Award-winning investigative journalist Jason Berry returns to Fairfield University for September talk about his latest book

Award-winning investigative journalist Jason Berry returns to Fairfield University for September talk about his latest book

"Jason Berry is the rare investigative reporter whose scholarship, compassion, and ability to write with the poetic power of Robert Penn Warren are in perfect balance." - USA Today

Image: J Berry In his third book about the Catholic Church, investigative journalist Jason Berry turns his focus to money.

Titled "Render Unto Rome: The Secret Life of Money in the Catholic Church," this critically acclaimed work will be the captivating subject of a Fairfield University lecture by Berry on Thursday, September 15 at 8 p.m. Free and open to the public, the event is sponsored by the university's Center for Catholic Studies and will take place in the Dolan School of Business.

Berry, a filmmaker and a playwright, said that no major book has examined the Church's financial underpinnings and practices with such journalistic force. He allows that historically the Catholic Church has been one of the great engines of charity in history. But he calls into question the trail of money in the Church, from parish collection baskets to funds from sales of real estate by dioceses on to the Vatican.

Image: Render Unto Rome Berry achieved prominence for his reporting on the Catholic Church crisis in " Lead Us Not Into Temptation" (1992), a book used in many newsrooms. He has been widely interviewed in the national media, with many appearances on Nightline, Oprah, ABC and CNN.

In 2008, the New Orleans-based Berry delivered a lecture at Fairfield on another important work, " Vows of Silence: The Abuse of Power in the Papacy of John Paul II ," written with the late Gerald Renner, a Hartford Courant religion reporter. The Connecticut Chapter of the Society of Professional Journalists awarded the two men the 1998 Theodore Driscoll Investigative Award for their efforts. Berry also made a film of the same name, which was honored at the Mexico City International Festival of Documentary Film. The works led to an investigation by the Vatican.
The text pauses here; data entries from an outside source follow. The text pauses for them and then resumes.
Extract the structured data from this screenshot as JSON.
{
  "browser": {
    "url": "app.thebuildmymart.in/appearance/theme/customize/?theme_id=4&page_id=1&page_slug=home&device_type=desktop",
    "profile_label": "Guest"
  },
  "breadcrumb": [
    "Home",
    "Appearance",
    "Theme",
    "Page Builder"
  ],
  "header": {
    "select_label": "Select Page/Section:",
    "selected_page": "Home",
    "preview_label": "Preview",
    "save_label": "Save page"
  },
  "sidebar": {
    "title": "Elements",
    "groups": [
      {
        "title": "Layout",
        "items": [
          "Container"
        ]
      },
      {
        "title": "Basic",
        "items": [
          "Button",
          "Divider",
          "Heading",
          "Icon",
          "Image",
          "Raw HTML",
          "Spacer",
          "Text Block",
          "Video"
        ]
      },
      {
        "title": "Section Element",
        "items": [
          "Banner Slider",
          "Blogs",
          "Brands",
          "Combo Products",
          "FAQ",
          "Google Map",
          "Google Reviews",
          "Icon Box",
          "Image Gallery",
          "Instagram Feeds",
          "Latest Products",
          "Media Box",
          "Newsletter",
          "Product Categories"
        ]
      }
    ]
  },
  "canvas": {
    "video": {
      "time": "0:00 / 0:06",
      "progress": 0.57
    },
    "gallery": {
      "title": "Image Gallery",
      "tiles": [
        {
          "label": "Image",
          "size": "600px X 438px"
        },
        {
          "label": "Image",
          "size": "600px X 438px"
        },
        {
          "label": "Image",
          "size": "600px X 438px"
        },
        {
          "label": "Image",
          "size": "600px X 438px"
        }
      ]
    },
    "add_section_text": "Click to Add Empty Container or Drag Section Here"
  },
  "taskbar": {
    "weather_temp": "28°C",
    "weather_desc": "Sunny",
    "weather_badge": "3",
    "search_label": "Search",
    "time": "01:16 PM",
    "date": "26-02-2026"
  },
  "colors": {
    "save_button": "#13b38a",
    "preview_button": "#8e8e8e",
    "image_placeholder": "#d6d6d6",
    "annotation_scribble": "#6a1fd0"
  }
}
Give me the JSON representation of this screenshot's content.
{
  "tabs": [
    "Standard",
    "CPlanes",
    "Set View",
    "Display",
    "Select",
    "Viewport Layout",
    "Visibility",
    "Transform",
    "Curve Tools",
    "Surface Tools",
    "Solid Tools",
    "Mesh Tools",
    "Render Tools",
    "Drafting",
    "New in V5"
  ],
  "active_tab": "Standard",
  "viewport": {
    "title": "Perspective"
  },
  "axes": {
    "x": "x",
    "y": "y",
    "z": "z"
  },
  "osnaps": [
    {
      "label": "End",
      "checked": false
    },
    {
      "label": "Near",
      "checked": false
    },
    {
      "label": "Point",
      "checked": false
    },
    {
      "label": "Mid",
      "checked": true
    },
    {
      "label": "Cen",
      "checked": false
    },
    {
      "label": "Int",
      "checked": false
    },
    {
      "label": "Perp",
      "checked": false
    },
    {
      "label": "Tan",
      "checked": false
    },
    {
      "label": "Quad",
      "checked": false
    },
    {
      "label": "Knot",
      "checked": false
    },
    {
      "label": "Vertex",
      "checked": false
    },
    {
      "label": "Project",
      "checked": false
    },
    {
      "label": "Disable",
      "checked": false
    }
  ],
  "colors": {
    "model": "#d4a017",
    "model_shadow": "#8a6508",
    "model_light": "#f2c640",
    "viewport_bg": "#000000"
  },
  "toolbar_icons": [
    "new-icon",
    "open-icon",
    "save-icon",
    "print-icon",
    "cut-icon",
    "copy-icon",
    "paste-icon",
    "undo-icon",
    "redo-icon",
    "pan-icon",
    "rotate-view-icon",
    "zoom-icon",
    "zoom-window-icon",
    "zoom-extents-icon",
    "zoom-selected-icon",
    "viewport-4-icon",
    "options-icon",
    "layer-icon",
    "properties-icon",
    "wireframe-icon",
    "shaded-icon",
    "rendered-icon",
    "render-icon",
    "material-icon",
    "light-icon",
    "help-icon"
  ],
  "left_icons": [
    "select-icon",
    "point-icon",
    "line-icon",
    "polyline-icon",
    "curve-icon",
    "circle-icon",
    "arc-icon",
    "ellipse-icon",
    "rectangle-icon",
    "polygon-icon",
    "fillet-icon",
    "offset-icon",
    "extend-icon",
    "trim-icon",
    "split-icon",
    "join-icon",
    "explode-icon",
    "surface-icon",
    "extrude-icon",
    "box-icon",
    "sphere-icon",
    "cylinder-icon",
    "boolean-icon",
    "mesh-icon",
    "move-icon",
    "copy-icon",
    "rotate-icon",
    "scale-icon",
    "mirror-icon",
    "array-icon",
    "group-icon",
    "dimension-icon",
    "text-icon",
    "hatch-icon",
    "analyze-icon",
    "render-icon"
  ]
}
Berry's other books include " Up From the Cradle of Jazz," "Amazing Grace: With Charles Evers in Mississippi," and "The Spirit of Black Hawk and Louisiana Faces: Images from A Renaissance." He received a 2001 Guggenheim Fellowship for research on jazz funerals and a 1992 Alicia Patterson Journalism Fellowship for reporting on Louisiana demagogues. His play, "Earl Long in Purgatory," won a 2002 Big Easy award for Best Original Work in Theatre.